The algorithm works by constructing a hierarchical graph where nodes represent data points and edges connect each node to its approximate nearest neighbors. The key innovation is separating the index into two layers: a compact in-memory "navigation" graph and a larger on-disk index containing detailed vector data. During a query, the in-memory graph guides the search to relevant regions, after which the algorithm retrieves specific vector data from disk for distance calculations. For example, a search might traverse the in-memory graph to identify 50 candidate nodes, then read their full-precision vectors from disk to refine results. To minimize disk I/O, DiskANN optimizes data layout—clustering related vectors in contiguous disk blocks—so retrieving a single block provides multiple candidates, reducing seek operations.
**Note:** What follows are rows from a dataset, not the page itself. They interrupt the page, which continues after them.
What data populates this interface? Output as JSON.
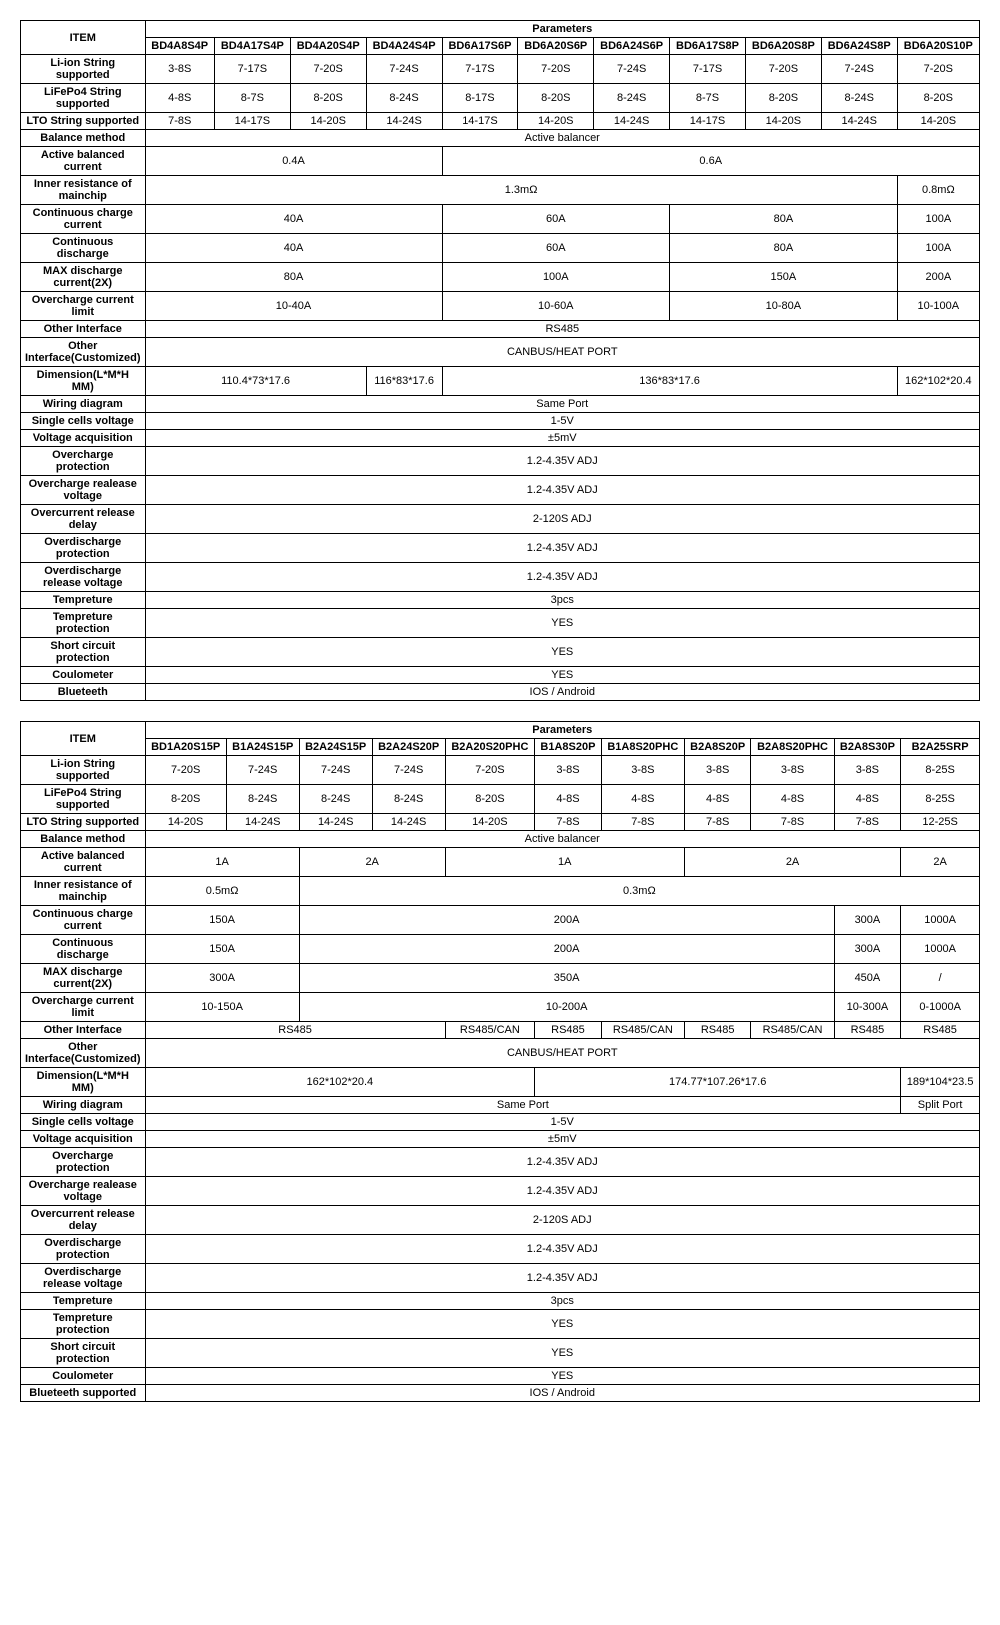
{
  "table1": {
    "header": {
      "item": "ITEM",
      "params": "Parameters",
      "cols": [
        "BD4A8S4P",
        "BD4A17S4P",
        "BD4A20S4P",
        "BD4A24S4P",
        "BD6A17S6P",
        "BD6A20S6P",
        "BD6A24S6P",
        "BD6A17S8P",
        "BD6A20S8P",
        "BD6A24S8P",
        "BD6A20S10P"
      ]
    },
    "rows": [
      {
        "label": "Li-ion String supported",
        "cells": [
          [
            "3-8S",
            1
          ],
          [
            "7-17S",
            1
          ],
          [
            "7-20S",
            1
          ],
          [
            "7-24S",
            1
          ],
          [
            "7-17S",
            1
          ],
          [
            "7-20S",
            1
          ],
          [
            "7-24S",
            1
          ],
          [
            "7-17S",
            1
          ],
          [
            "7-20S",
            1
          ],
          [
            "7-24S",
            1
          ],
          [
            "7-20S",
            1
          ]
        ]
      },
      {
        "label": "LiFePo4 String supported",
        "cells": [
          [
            "4-8S",
            1
          ],
          [
            "8-7S",
            1
          ],
          [
            "8-20S",
            1
          ],
          [
            "8-24S",
            1
          ],
          [
            "8-17S",
            1
          ],
          [
            "8-20S",
            1
          ],
          [
            "8-24S",
            1
          ],
          [
            "8-7S",
            1
          ],
          [
            "8-20S",
            1
          ],
          [
            "8-24S",
            1
          ],
          [
            "8-20S",
            1
          ]
        ]
      },
      {
        "label": "LTO String supported",
        "cells": [
          [
            "7-8S",
            1
          ],
          [
            "14-17S",
            1
          ],
          [
            "14-20S",
            1
          ],
          [
            "14-24S",
            1
          ],
          [
            "14-17S",
            1
          ],
          [
            "14-20S",
            1
          ],
          [
            "14-24S",
            1
          ],
          [
            "14-17S",
            1
          ],
          [
            "14-20S",
            1
          ],
          [
            "14-24S",
            1
          ],
          [
            "14-20S",
            1
          ]
        ]
      },
      {
        "label": "Balance method",
        "cells": [
          [
            "Active balancer",
            11
          ]
        ]
      },
      {
        "label": "Active balanced current",
        "cells": [
          [
            "0.4A",
            4
          ],
          [
            "0.6A",
            7
          ]
        ]
      },
      {
        "label": "Inner resistance of mainchip",
        "cells": [
          [
            "1.3mΩ",
            10
          ],
          [
            "0.8mΩ",
            1
          ]
        ]
      },
      {
        "label": "Continuous charge current",
        "cells": [
          [
            "40A",
            4
          ],
          [
            "60A",
            3
          ],
          [
            "80A",
            3
          ],
          [
            "100A",
            1
          ]
        ]
      },
      {
        "label": "Continuous discharge",
        "cells": [
          [
            "40A",
            4
          ],
          [
            "60A",
            3
          ],
          [
            "80A",
            3
          ],
          [
            "100A",
            1
          ]
        ]
      },
      {
        "label": "MAX discharge current(2X)",
        "cells": [
          [
            "80A",
            4
          ],
          [
            "100A",
            3
          ],
          [
            "150A",
            3
          ],
          [
            "200A",
            1
          ]
        ]
      },
      {
        "label": "Overcharge current limit",
        "cells": [
          [
            "10-40A",
            4
          ],
          [
            "10-60A",
            3
          ],
          [
            "10-80A",
            3
          ],
          [
            "10-100A",
            1
          ]
        ]
      },
      {
        "label": "Other Interface",
        "cells": [
          [
            "RS485",
            11
          ]
        ]
      },
      {
        "label": "Other Interface(Customized)",
        "cells": [
          [
            "CANBUS/HEAT PORT",
            11
          ]
        ]
      },
      {
        "label": "Dimension(L*M*H MM)",
        "cells": [
          [
            "110.4*73*17.6",
            3
          ],
          [
            "116*83*17.6",
            1
          ],
          [
            "136*83*17.6",
            6
          ],
          [
            "162*102*20.4",
            1
          ]
        ]
      },
      {
        "label": "Wiring diagram",
        "cells": [
          [
            "Same Port",
            11
          ]
        ]
      },
      {
        "label": "Single cells voltage",
        "cells": [
          [
            "1-5V",
            11
          ]
        ]
      },
      {
        "label": "Voltage acquisition",
        "cells": [
          [
            "±5mV",
            11
          ]
        ]
      },
      {
        "label": "Overcharge protection",
        "cells": [
          [
            "1.2-4.35V ADJ",
            11
          ]
        ]
      },
      {
        "label": "Overcharge realease voltage",
        "cells": [
          [
            "1.2-4.35V ADJ",
            11
          ]
        ]
      },
      {
        "label": "Overcurrent release delay",
        "cells": [
          [
            "2-120S ADJ",
            11
          ]
        ]
      },
      {
        "label": "Overdischarge protection",
        "cells": [
          [
            "1.2-4.35V ADJ",
            11
          ]
        ]
      },
      {
        "label": "Overdischarge release voltage",
        "cells": [
          [
            "1.2-4.35V ADJ",
            11
          ]
        ]
      },
      {
        "label": "Tempreture",
        "cells": [
          [
            "3pcs",
            11
          ]
        ]
      },
      {
        "label": "Tempreture protection",
        "cells": [
          [
            "YES",
            11
          ]
        ]
      },
      {
        "label": "Short circuit protection",
        "cells": [
          [
            "YES",
            11
          ]
        ]
      },
      {
        "label": "Coulometer",
        "cells": [
          [
            "YES",
            11
          ]
        ]
      },
      {
        "label": "Blueteeth",
        "cells": [
          [
            "IOS / Android",
            11
          ]
        ]
      }
    ]
  },
  "table2": {
    "header": {
      "item": "ITEM",
      "params": "Parameters",
      "cols": [
        "BD1A20S15P",
        "B1A24S15P",
        "B2A24S15P",
        "B2A24S20P",
        "B2A20S20PHC",
        "B1A8S20P",
        "B1A8S20PHC",
        "B2A8S20P",
        "B2A8S20PHC",
        "B2A8S30P",
        "B2A25SRP"
      ]
    },
    "rows": [
      {
        "label": "Li-ion String supported",
        "cells": [
          [
            "7-20S",
            1
          ],
          [
            "7-24S",
            1
          ],
          [
            "7-24S",
            1
          ],
          [
            "7-24S",
            1
          ],
          [
            "7-20S",
            1
          ],
          [
            "3-8S",
            1
          ],
          [
            "3-8S",
            1
          ],
          [
            "3-8S",
            1
          ],
          [
            "3-8S",
            1
          ],
          [
            "3-8S",
            1
          ],
          [
            "8-25S",
            1
          ]
        ]
      },
      {
        "label": "LiFePo4 String supported",
        "cells": [
          [
            "8-20S",
            1
          ],
          [
            "8-24S",
            1
          ],
          [
            "8-24S",
            1
          ],
          [
            "8-24S",
            1
          ],
          [
            "8-20S",
            1
          ],
          [
            "4-8S",
            1
          ],
          [
            "4-8S",
            1
          ],
          [
            "4-8S",
            1
          ],
          [
            "4-8S",
            1
          ],
          [
            "4-8S",
            1
          ],
          [
            "8-25S",
            1
          ]
        ]
      },
      {
        "label": "LTO String supported",
        "cells": [
          [
            "14-20S",
            1
          ],
          [
            "14-24S",
            1
          ],
          [
            "14-24S",
            1
          ],
          [
            "14-24S",
            1
          ],
          [
            "14-20S",
            1
          ],
          [
            "7-8S",
            1
          ],
          [
            "7-8S",
            1
          ],
          [
            "7-8S",
            1
          ],
          [
            "7-8S",
            1
          ],
          [
            "7-8S",
            1
          ],
          [
            "12-25S",
            1
          ]
        ]
      },
      {
        "label": "Balance method",
        "cells": [
          [
            "Active balancer",
            11
          ]
        ]
      },
      {
        "label": "Active balanced current",
        "cells": [
          [
            "1A",
            2
          ],
          [
            "2A",
            2
          ],
          [
            "1A",
            3
          ],
          [
            "2A",
            3
          ],
          [
            "2A",
            1
          ]
        ]
      },
      {
        "label": "Inner resistance of mainchip",
        "cells": [
          [
            "0.5mΩ",
            2
          ],
          [
            "0.3mΩ",
            9
          ]
        ]
      },
      {
        "label": "Continuous charge current",
        "cells": [
          [
            "150A",
            2
          ],
          [
            "200A",
            7
          ],
          [
            "300A",
            1
          ],
          [
            "1000A",
            1
          ]
        ]
      },
      {
        "label": "Continuous discharge",
        "cells": [
          [
            "150A",
            2
          ],
          [
            "200A",
            7
          ],
          [
            "300A",
            1
          ],
          [
            "1000A",
            1
          ]
        ]
      },
      {
        "label": "MAX discharge current(2X)",
        "cells": [
          [
            "300A",
            2
          ],
          [
            "350A",
            7
          ],
          [
            "450A",
            1
          ],
          [
            "/",
            1
          ]
        ]
      },
      {
        "label": "Overcharge current limit",
        "cells": [
          [
            "10-150A",
            2
          ],
          [
            "10-200A",
            7
          ],
          [
            "10-300A",
            1
          ],
          [
            "0-1000A",
            1
          ]
        ]
      },
      {
        "label": "Other Interface",
        "cells": [
          [
            "RS485",
            4
          ],
          [
            "RS485/CAN",
            1
          ],
          [
            "RS485",
            1
          ],
          [
            "RS485/CAN",
            1
          ],
          [
            "RS485",
            1
          ],
          [
            "RS485/CAN",
            1
          ],
          [
            "RS485",
            1
          ],
          [
            "RS485",
            1
          ]
        ]
      },
      {
        "label": "Other Interface(Customized)",
        "cells": [
          [
            "CANBUS/HEAT PORT",
            11
          ]
        ]
      },
      {
        "label": "Dimension(L*M*H MM)",
        "cells": [
          [
            "162*102*20.4",
            5
          ],
          [
            "174.77*107.26*17.6",
            5
          ],
          [
            "189*104*23.5",
            1
          ]
        ]
      },
      {
        "label": "Wiring diagram",
        "cells": [
          [
            "Same Port",
            10
          ],
          [
            "Split Port",
            1
          ]
        ]
      },
      {
        "label": "Single cells voltage",
        "cells": [
          [
            "1-5V",
            11
          ]
        ]
      },
      {
        "label": "Voltage acquisition",
        "cells": [
          [
            "±5mV",
            11
          ]
        ]
      },
      {
        "label": "Overcharge protection",
        "cells": [
          [
            "1.2-4.35V ADJ",
            11
          ]
        ]
      },
      {
        "label": "Overcharge realease voltage",
        "cells": [
          [
            "1.2-4.35V ADJ",
            11
          ]
        ]
      },
      {
        "label": "Overcurrent release delay",
        "cells": [
          [
            "2-120S ADJ",
            11
          ]
        ]
      },
      {
        "label": "Overdischarge protection",
        "cells": [
          [
            "1.2-4.35V ADJ",
            11
          ]
        ]
      },
      {
        "label": "Overdischarge release voltage",
        "cells": [
          [
            "1.2-4.35V ADJ",
            11
          ]
        ]
      },
      {
        "label": "Tempreture",
        "cells": [
          [
            "3pcs",
            11
          ]
        ]
      },
      {
        "label": "Tempreture protection",
        "cells": [
          [
            "YES",
            11
          ]
        ]
      },
      {
        "label": "Short circuit protection",
        "cells": [
          [
            "YES",
            11
          ]
        ]
      },
      {
        "label": "Coulometer",
        "cells": [
          [
            "YES",
            11
          ]
        ]
      },
      {
        "label": "Blueteeth supported",
        "cells": [
          [
            "IOS / Android",
            11
          ]
        ]
      }
    ]
  }
}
DiskANN achieves practical performance through several optimizations. First, it uses vector compression (e.g., product quantization) to reduce the size of the in-memory graph. Second, it batches disk reads to amortize latency, fetching multiple candidate vectors in a single I/O operation. Third, it employs caching for frequently accessed disk blocks. For instance, a 1-billion-vector dataset might require 400GB of disk space but only 2-4GB of RAM for the navigation graph. While queries are slower than purely in-memory methods (milliseconds vs. microseconds), DiskANN maintains acceptable latency (tens of milliseconds) for large-scale applications like recommendation systems, where trading speed for scalability is necessary.